Sich zu dem Jungen neigend meinte er: „Ich will mal in meiner Tasche kucken, ob da was Süßes drin ist. Wir müssen deiner Schwester aber auch was abgeben. Es ist doch deine Schwester?“
„Jaaa, schon. Aber die brauch nix Süßes. Die will nämlich immer bestimmen.“
Er schaute seine Schwester grimmig an.
„Kein Grund ihr nichts abzugeben“, lachte Paul Heister. „Wie heißt ihr beide denn?“
Jetzt meldete sich das Mädchen zu Wort. Sie hatte dunkelblondes, schulterlanges Haar, hellgrüne Augen. Am Kinn hatte sie eine halbmondförmige Narbe.
„Ich heiße Janina und mein Bruder heißt Max.
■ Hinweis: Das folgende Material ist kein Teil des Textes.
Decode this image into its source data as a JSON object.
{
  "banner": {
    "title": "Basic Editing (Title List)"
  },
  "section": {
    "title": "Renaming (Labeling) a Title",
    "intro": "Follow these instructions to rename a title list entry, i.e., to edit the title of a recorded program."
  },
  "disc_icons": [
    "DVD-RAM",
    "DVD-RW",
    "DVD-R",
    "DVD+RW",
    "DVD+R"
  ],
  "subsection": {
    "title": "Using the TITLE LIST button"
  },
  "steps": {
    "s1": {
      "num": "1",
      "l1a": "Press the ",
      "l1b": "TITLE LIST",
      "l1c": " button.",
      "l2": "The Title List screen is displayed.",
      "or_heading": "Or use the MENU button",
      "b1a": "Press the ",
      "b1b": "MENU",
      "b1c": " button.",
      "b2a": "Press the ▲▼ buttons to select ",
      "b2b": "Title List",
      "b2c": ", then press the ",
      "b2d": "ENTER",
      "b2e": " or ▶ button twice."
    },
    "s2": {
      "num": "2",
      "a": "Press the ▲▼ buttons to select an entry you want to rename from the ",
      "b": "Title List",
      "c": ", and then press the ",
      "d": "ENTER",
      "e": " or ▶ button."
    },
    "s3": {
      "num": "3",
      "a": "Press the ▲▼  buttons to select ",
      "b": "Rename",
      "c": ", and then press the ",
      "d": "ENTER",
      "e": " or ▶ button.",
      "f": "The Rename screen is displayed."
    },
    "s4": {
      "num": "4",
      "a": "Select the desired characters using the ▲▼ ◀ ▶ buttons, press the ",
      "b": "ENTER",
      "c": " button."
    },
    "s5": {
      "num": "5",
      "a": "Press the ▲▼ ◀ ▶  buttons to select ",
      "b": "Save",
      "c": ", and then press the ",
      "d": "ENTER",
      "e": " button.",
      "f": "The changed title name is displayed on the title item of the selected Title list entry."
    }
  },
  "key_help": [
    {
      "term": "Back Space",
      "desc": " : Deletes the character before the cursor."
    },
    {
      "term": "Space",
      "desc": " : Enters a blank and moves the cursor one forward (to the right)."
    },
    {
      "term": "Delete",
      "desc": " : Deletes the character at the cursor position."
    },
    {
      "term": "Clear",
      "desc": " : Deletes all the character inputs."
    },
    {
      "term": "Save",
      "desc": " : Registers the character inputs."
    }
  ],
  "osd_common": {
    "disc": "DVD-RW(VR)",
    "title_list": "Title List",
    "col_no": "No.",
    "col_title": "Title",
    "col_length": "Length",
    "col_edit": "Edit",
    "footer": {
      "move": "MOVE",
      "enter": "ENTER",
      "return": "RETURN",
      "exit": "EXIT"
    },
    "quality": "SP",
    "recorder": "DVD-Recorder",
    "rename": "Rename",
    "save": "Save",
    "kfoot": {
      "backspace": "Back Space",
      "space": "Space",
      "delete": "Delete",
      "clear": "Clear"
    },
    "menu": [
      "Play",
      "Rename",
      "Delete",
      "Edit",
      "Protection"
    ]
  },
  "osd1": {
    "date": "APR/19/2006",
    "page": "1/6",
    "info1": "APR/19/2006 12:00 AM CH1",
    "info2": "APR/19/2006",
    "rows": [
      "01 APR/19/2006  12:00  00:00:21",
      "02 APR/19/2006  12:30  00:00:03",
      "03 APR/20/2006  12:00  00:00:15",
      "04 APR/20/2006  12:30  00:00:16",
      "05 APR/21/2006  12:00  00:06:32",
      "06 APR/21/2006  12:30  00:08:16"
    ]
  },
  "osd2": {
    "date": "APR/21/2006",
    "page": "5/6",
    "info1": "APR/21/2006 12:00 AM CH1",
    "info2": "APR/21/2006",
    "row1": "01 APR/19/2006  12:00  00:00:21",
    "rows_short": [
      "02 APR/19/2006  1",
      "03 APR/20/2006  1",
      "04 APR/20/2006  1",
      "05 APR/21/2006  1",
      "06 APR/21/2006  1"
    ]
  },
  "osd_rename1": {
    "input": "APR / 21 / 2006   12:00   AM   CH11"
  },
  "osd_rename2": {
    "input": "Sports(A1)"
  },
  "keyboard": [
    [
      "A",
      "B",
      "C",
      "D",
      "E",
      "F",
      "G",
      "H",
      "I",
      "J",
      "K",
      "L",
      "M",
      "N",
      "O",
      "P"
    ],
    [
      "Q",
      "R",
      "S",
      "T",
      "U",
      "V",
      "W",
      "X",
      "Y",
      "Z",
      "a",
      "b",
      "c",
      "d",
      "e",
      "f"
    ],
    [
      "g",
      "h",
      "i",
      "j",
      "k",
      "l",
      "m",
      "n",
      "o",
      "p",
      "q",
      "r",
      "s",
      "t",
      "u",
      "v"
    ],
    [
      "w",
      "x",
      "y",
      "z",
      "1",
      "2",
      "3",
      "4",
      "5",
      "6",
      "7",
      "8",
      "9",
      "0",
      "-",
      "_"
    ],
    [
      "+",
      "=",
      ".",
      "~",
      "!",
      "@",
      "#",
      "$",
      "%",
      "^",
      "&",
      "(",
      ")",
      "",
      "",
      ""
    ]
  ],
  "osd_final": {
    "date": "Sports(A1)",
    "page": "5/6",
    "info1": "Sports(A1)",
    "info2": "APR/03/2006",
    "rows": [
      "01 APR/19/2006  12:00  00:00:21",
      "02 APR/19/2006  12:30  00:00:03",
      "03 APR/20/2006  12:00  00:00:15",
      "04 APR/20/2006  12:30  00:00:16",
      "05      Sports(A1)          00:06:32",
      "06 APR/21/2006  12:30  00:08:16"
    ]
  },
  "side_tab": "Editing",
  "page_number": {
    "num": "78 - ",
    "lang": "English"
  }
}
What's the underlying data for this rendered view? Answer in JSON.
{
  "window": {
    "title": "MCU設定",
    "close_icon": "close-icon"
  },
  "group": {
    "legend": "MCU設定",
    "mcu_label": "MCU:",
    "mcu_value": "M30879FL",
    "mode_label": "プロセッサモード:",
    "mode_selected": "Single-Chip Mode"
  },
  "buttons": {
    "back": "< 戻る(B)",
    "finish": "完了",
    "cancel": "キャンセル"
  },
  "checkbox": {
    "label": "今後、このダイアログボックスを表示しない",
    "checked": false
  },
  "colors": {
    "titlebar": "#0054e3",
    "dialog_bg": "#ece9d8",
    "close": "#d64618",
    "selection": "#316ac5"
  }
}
Wir nennen ihn aber Mäxchen.“
Paul hatte während des Gesprächs in seiner Tasche gekramt und hatte eine Tafel Schokolade herausgeholt. Er aß für sein Leben gern Schokolade. Eine Tafel in der Woche gönnte er sich. Er konnte sich ja eine neue holen oder die Woche mal auf Schokolade verzichten, dachte er.
Die Schokolade hochhaltend und den Blick auf die Frau gerichtet sagte er: „Ich darf doch …?“
Die Frau nickte. Paul brach die Schokolade in der Mitte durch und gab jedem der beiden
Kinder eine Hälfte.
Zu den Kindern gewandt sagte er: „Lasst euch die Schokolade schmecken. Aber versprecht mir eines … versucht euch zu vertragen.“
Max schaute schon etwas friedlicher drein.
„Na ja“, sagte er, „versuchen geht ja. Ich versprech’s.“
Janina sagte: „Wir vertragen uns doch soundso immer wieder. Er ist doch mein Bruder.“
Paul sah ihr in die Augen.
„Ich verstehe, Janina. Das ist schön.“
Der Bus kam. Die Linie 7. Nicht seine Linie.